Inicialmente desenhado pelo arquiteto Reynaldo Manuel e inaugurado pelo Marquês de Pombal em 1764, este primeiro Passeio Público surgiu como parte do Plano Pombalino de reconstrução da cidade após o terramoto de 1755. Em 1836, a rainha D. Maria II confere à Câmara Municipal de Lisboa a administração do Passeio Público, começando uma nova fase de remodelação do traçado e da vivência deste espaço que em 28 de Abril de 1886 é inaugurado como uma das mais luxuosa avenida lisboeta na sua essência de boulevard. “Até 1836, o Passeio constava unicamente de um bosque cercado por grossos muros revestidos pela parte interior com buxo e louro, tendo de cada lado 15 janelas com grades de ferro e assentos. A frente era um tapume de madeira com cancela, situação esta provisória, que se manteve até à altura em que o município arranca com a ampliação e conclusão do passeio” (Do Passeio à Avenida, 1998, p.18).
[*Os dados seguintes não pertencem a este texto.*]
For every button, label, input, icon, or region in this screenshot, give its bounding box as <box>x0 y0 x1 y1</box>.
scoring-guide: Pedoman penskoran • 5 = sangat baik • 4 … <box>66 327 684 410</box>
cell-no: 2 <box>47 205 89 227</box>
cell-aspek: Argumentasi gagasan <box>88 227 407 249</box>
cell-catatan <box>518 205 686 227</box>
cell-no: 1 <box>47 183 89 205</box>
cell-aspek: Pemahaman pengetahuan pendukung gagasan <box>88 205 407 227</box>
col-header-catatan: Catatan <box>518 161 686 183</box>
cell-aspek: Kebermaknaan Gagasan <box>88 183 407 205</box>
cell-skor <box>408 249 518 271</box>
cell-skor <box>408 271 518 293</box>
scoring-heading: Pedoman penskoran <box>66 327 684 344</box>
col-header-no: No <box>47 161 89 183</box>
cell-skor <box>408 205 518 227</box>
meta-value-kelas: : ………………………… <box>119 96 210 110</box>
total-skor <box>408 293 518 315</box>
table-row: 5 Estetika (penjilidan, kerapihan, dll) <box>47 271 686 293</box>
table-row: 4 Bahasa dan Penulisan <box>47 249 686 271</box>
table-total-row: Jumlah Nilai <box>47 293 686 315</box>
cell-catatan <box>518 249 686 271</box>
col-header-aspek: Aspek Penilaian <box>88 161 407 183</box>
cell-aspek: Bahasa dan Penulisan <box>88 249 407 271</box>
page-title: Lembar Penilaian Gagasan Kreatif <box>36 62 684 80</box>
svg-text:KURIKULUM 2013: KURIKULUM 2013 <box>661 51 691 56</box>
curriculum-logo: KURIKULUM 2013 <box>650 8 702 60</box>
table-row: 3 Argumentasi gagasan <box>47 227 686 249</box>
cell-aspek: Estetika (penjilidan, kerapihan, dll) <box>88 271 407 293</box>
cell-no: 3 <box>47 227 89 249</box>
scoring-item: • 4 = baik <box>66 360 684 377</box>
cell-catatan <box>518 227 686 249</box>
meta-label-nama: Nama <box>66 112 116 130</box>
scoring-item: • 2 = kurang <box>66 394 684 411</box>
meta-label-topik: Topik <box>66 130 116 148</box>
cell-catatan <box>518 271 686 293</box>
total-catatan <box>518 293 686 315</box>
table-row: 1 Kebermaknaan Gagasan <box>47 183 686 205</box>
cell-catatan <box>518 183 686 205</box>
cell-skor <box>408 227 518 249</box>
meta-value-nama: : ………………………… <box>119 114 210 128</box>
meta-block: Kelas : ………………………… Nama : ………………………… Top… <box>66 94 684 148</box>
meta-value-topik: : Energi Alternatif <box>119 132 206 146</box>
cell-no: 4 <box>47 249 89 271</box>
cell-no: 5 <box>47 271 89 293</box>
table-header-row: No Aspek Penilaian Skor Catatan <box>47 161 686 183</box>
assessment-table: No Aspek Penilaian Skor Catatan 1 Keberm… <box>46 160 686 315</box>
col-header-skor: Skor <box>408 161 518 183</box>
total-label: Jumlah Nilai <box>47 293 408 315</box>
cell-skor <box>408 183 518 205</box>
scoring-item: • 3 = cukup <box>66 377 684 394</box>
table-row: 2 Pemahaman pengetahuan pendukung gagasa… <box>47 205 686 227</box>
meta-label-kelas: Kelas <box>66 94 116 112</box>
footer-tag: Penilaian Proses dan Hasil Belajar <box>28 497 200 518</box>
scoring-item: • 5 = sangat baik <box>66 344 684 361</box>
Depois do terramoto de 1755, Sebastião José de Carvalho e Melo, conde de Oeiras — futuro marquês de Pombal —, em conjunto com o seu irmão, Paulo de Carvalho e Mendonça, presidente do Senado da Câmara Municipal de Lisboa, tornaram-se os grandes impulsionadores da criação do Passeio Público seguindo o modelo de Jardins públicos de Londres, sendo o projeto inicial da autoria do arquiteto Reinaldo Manuel dos Santos. Os terrenos do futuro Passeio Público incluíam as Hortas da Cera e da Mancebia, diversas quintas e terrenos de cultivo.

A contribuição da rainha D. Maria e do rei D. Fernando passa pela cedência do jardineiro Bonnard para colaborar na reestruturação do Passeio Público, ao qual se procurava dar nova vida. É assim que em 1848 surge um desenho de Bonnard para um novo projeto, uma proposta romântica que procura conciliar o traçado barroco existente com o estilo paisagista. Nessa proposta Bonnard inclui estufas para plantas tropicais, coretos, pavilhões, candeeiros a gás, taças ornamentais e fontes com um traço ao gosto da época. O vereador Ayres de Sá Nogueira (colaborador da Sociedade de Flora e Pomona) contribuiu fortemente para a remodelação do Passeio Público, pelo que "esse cenário botânico do Passeio Público passou a identificar-se, a partir de 1850, com a ação do vereador Sá Nogueira que ofereceu a título simbólico, raízes e sementes de plantas exóticas. A reorganização da área pressupunha uma ligação entre os aspetos de lazer e de exposição, nomeadamente de plantas e flores raras, regulamentado por Sá Nogueira, o que trouxe para o Passeio um espaço cénico inovador” (Do passeio, 1998, p. 43). Quando o vereador Ayres de Sá Nogueira esteve responsável pelas obras do Passeio Público, o jardineiro-chefe responsável pelas plantações era João Francisco que, numa carta de dezembro de 1852 dirigida a Sá Nogueira, recomenda como fornecedores de plantas para o Passeio Público “Bento António Alves, Bonnard Pai e Filho e Mer..Je. Leroy Waigel” (Arquivo do Arco do Cego).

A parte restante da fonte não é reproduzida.